It’s a bone-chilling January night, but at the D.C. Fencers’ Club in Silver Spring, Dana Czapanskiyis beaded with sweat. For nearly two hours, the 60-year-old Takoma Park psychotherapist has kept a succession of sparring partners at bay with a fencing sword called an epee.
“Ready? Fence” is the cry in the makeshift gym. Amid the metallic clank of swords and the beeps from electronic scoring machines, Mr. Czapanskiy charges his opponents, trying to score a “touch.” As they come back at him, he parries their attacks.
All this after only 14 lessons in the sport of fencing.
“It’s like chess with knives,” says Mr. Czapanskiy. “There’s an incredible psychological component to the sport, which I really enjoy, and it’s increased my energy level. And I just feel healthier.”
Each week, Mr. Czapanskiy and more than 1,000 other Washington-area residents, from ages 9 to 80, fence at more than a dozen fencing schools and clubs around the region. They are among an estimated 100,000 fencers who train in the United States, recreationally and competitively. Roughly 20 percent of those belong to the United States Fencing Association and participate in tournaments.
Some people fence for fun, others for fitness, and still others enjoy the competition. Area fencers, in fact, compete in national and international events, from the Junior Olympics to the World Cup Championships.
In the United States, however, fencing is still a relatively underappreciated sport, even though American fencers compete in the Olympics. When the average person thinks of fencing, he or she likely conjures up movie images from films like Errol Flynn’s “Robin Hood,” George Lucas’ “Star Wars,” or the more recent “Pirates of the Caribbean” and Tom Cruise’s “The Last Samurai.”

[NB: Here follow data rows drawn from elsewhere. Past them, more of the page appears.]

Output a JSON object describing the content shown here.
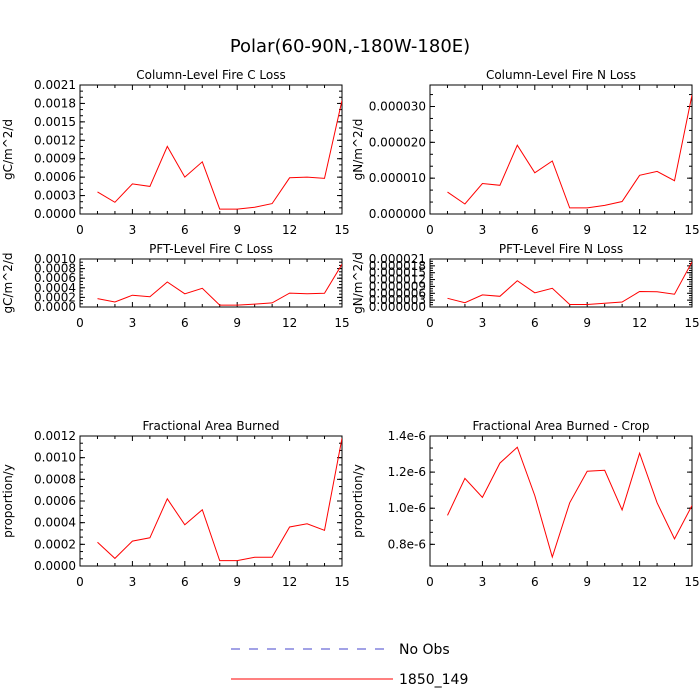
{
  "figure": {
    "title": "Polar(60-90N,-180W-180E)"
  },
  "legend": {
    "entries": [
      {
        "label": "No Obs",
        "color": "#4444cc",
        "style": "dashed"
      },
      {
        "label": "1850_149",
        "color": "#ff0000",
        "style": "solid"
      }
    ]
  },
  "chart_data": [
    {
      "type": "line",
      "title": "Column-Level Fire C Loss",
      "ylabel": "gC/m^2/d",
      "xlim": [
        0,
        15
      ],
      "ylim": [
        0,
        0.0021
      ],
      "xticks": [
        "0",
        "3",
        "6",
        "9",
        "12",
        "15"
      ],
      "yticks": [
        "0.0000",
        "0.0003",
        "0.0006",
        "0.0009",
        "0.0012",
        "0.0015",
        "0.0018",
        "0.0021"
      ],
      "x": [
        1,
        2,
        3,
        4,
        5,
        6,
        7,
        8,
        9,
        10,
        11,
        12,
        13,
        14,
        15
      ],
      "series": [
        {
          "name": "1850_149",
          "color": "#ff0000",
          "values": [
            0.00036,
            0.00019,
            0.00049,
            0.00045,
            0.0011,
            0.0006,
            0.00085,
            8e-05,
            8e-05,
            0.00011,
            0.00017,
            0.00059,
            0.0006,
            0.00058,
            0.00185
          ]
        }
      ]
    },
    {
      "type": "line",
      "title": "Column-Level Fire N Loss",
      "ylabel": "gN/m^2/d",
      "xlim": [
        0,
        15
      ],
      "ylim": [
        0,
        3.6e-05
      ],
      "xticks": [
        "0",
        "3",
        "6",
        "9",
        "12",
        "15"
      ],
      "yticks": [
        "0.000000",
        "0.000010",
        "0.000020",
        "0.000030"
      ],
      "ytick_values": [
        0,
        1e-05,
        2e-05,
        3e-05
      ],
      "x": [
        1,
        2,
        3,
        4,
        5,
        6,
        7,
        8,
        9,
        10,
        11,
        12,
        13,
        14,
        15
      ],
      "series": [
        {
          "name": "1850_149",
          "color": "#ff0000",
          "values": [
            6.1e-06,
            2.8e-06,
            8.5e-06,
            8e-06,
            1.92e-05,
            1.15e-05,
            1.48e-05,
            1.7e-06,
            1.7e-06,
            2.4e-06,
            3.5e-06,
            1.08e-05,
            1.19e-05,
            9.3e-06,
            3.32e-05
          ]
        }
      ]
    },
    {
      "type": "line",
      "title": "PFT-Level Fire C Loss",
      "ylabel": "gC/m^2/d",
      "xlim": [
        0,
        15
      ],
      "ylim": [
        0,
        0.001
      ],
      "xticks": [
        "0",
        "3",
        "6",
        "9",
        "12",
        "15"
      ],
      "yticks": [
        "0.0000",
        "0.0002",
        "0.0004",
        "0.0006",
        "0.0008",
        "0.0010"
      ],
      "x": [
        1,
        2,
        3,
        4,
        5,
        6,
        7,
        8,
        9,
        10,
        11,
        12,
        13,
        14,
        15
      ],
      "series": [
        {
          "name": "1850_149",
          "color": "#ff0000",
          "values": [
            0.000175,
            0.000105,
            0.000245,
            0.000215,
            0.00052,
            0.000275,
            0.00039,
            4e-05,
            4e-05,
            6e-05,
            8.5e-05,
            0.00029,
            0.000275,
            0.000285,
            0.00089
          ]
        }
      ]
    },
    {
      "type": "line",
      "title": "PFT-Level Fire N Loss",
      "ylabel": "gN/m^2/d",
      "xlim": [
        0,
        15
      ],
      "ylim": [
        0,
        2.1e-05
      ],
      "xticks": [
        "0",
        "3",
        "6",
        "9",
        "12",
        "15"
      ],
      "yticks": [
        "0.000000",
        "0.000003",
        "0.000006",
        "0.000009",
        "0.000012",
        "0.000015",
        "0.000018",
        "0.000021"
      ],
      "x": [
        1,
        2,
        3,
        4,
        5,
        6,
        7,
        8,
        9,
        10,
        11,
        12,
        13,
        14,
        15
      ],
      "series": [
        {
          "name": "1850_149",
          "color": "#ff0000",
          "values": [
            3.8e-06,
            1.9e-06,
            5.3e-06,
            4.7e-06,
            1.15e-05,
            6.2e-06,
            8.2e-06,
            1.1e-06,
            1.1e-06,
            1.6e-06,
            2.2e-06,
            6.8e-06,
            6.7e-06,
            5.6e-06,
            1.97e-05
          ]
        }
      ]
    },
    {
      "type": "line",
      "title": "Fractional Area Burned",
      "ylabel": "proportion/y",
      "xlim": [
        0,
        15
      ],
      "ylim": [
        0,
        0.0012
      ],
      "xticks": [
        "0",
        "3",
        "6",
        "9",
        "12",
        "15"
      ],
      "yticks": [
        "0.0000",
        "0.0002",
        "0.0004",
        "0.0006",
        "0.0008",
        "0.0010",
        "0.0012"
      ],
      "x": [
        1,
        2,
        3,
        4,
        5,
        6,
        7,
        8,
        9,
        10,
        11,
        12,
        13,
        14,
        15
      ],
      "series": [
        {
          "name": "1850_149",
          "color": "#ff0000",
          "values": [
            0.00022,
            7e-05,
            0.00023,
            0.00026,
            0.00062,
            0.00038,
            0.00052,
            5e-05,
            5e-05,
            8e-05,
            8e-05,
            0.00036,
            0.00039,
            0.00033,
            0.00118
          ]
        }
      ]
    },
    {
      "type": "line",
      "title": "Fractional Area Burned - Crop",
      "ylabel": "proportion/y",
      "xlim": [
        0,
        15
      ],
      "ylim": [
        6.8e-07,
        1.4e-06
      ],
      "xticks": [
        "0",
        "3",
        "6",
        "9",
        "12",
        "15"
      ],
      "yticks": [
        "0.8e-6",
        "1.0e-6",
        "1.2e-6",
        "1.4e-6"
      ],
      "ytick_values": [
        8e-07,
        1e-06,
        1.2e-06,
        1.4e-06
      ],
      "x": [
        1,
        2,
        3,
        4,
        5,
        6,
        7,
        8,
        9,
        10,
        11,
        12,
        13,
        14,
        15
      ],
      "series": [
        {
          "name": "1850_149",
          "color": "#ff0000",
          "values": [
            9.6e-07,
            1.165e-06,
            1.06e-06,
            1.25e-06,
            1.338e-06,
            1.07e-06,
            7.3e-07,
            1.03e-06,
            1.205e-06,
            1.21e-06,
            9.9e-07,
            1.305e-06,
            1.03e-06,
            8.3e-07,
            1.015e-06
          ]
        }
      ]
    }
  ]
}
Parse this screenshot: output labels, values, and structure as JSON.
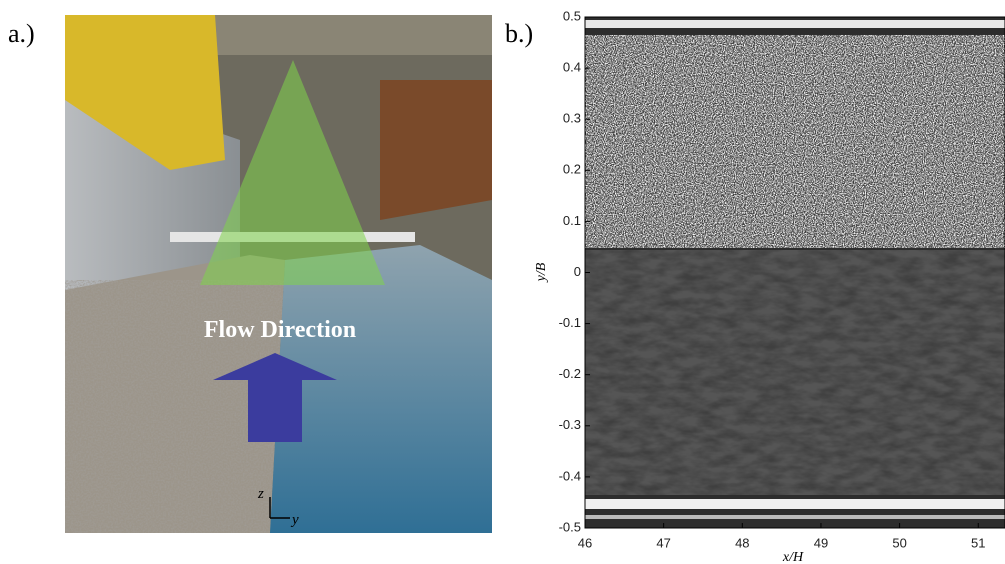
{
  "panel_a": {
    "label": "a.)",
    "annotation": "Flow Direction",
    "axis_vertical": "z",
    "axis_horizontal": "y"
  },
  "panel_b": {
    "label": "b.)",
    "xlabel": "x/H",
    "ylabel": "y/B",
    "xlim": [
      46,
      51.34
    ],
    "ylim": [
      -0.5,
      0.5
    ],
    "xticks": [
      46,
      47,
      48,
      49,
      50,
      51
    ],
    "yticks": [
      0.5,
      0.4,
      0.3,
      0.2,
      0.1,
      0,
      -0.1,
      -0.2,
      -0.3,
      -0.4,
      -0.5
    ]
  }
}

But instead of swinging from chandeliers or jumping from balconies like film stars, competitive fencers perform a very controlled and elaborately fluid dance with swords on a 6-by-40-foot rubber strip. In most bouts, the first fencer who scores 15 points, or touches, wins. And a touch is what it sounds like — a light touch of the opponent. Fencing is not a brutal sport in which one’s life or limb is at stake. In fact, when the best fencers land a touch, their opponents may not even feel it — though it is nevertheless recorded electronically.
Each of the three swords in the sport — foil, epee and saber — have their own rules as to where a fencer may touch his or her opponent. In foil — a thin, flexible and rapier-like four-sided blade — fencers score points by hitting their opponents in both the front and back of the torso with the tip of the blade.
Epee (pronounced ep-PAY) evolved from the dueling sword. Its fluted blade is long and narrow, has no cutting edge and tapers to a blunted point. Epee touches are also scored with only the point of the blade, but the target area is the whole body.
When using the saber, a V-shaped blade akin to the slashing cavalry sword, the fencer aims for a target area that runs from the bend of the waist, front and back, to the top of the head. A touch can also be scored in saber using the side of the blade.
Foil and sabre fencers wear a metallic jacket, called a lame (and pronounced lah-MAY), because the torso is a valid target area in those two styles; the lame allows points to be recorded electronically. In epee, the entire body is a valid target, so a lame is not necessary — but a fencing jacket is worn. Masks are worn in all three fencing styles, but in saber, the fencing mask has a metallic covering because the head is a target area.
Because of the speed of the sport and since touches can be almost imperceptible, the scoring in fencing competitions and even in sparring is recorded electronically by a wire circuit that runs from the sword, up a fencer’s sleeve and through his or her jacket, until the wire connects to a cable that is threaded to an electronic scoring box, which emits a beep and a light indicating a score. When the button at the tip of the sword is depressed on an opponent in foil and epee, then the electronic circuit is completed, recording the point.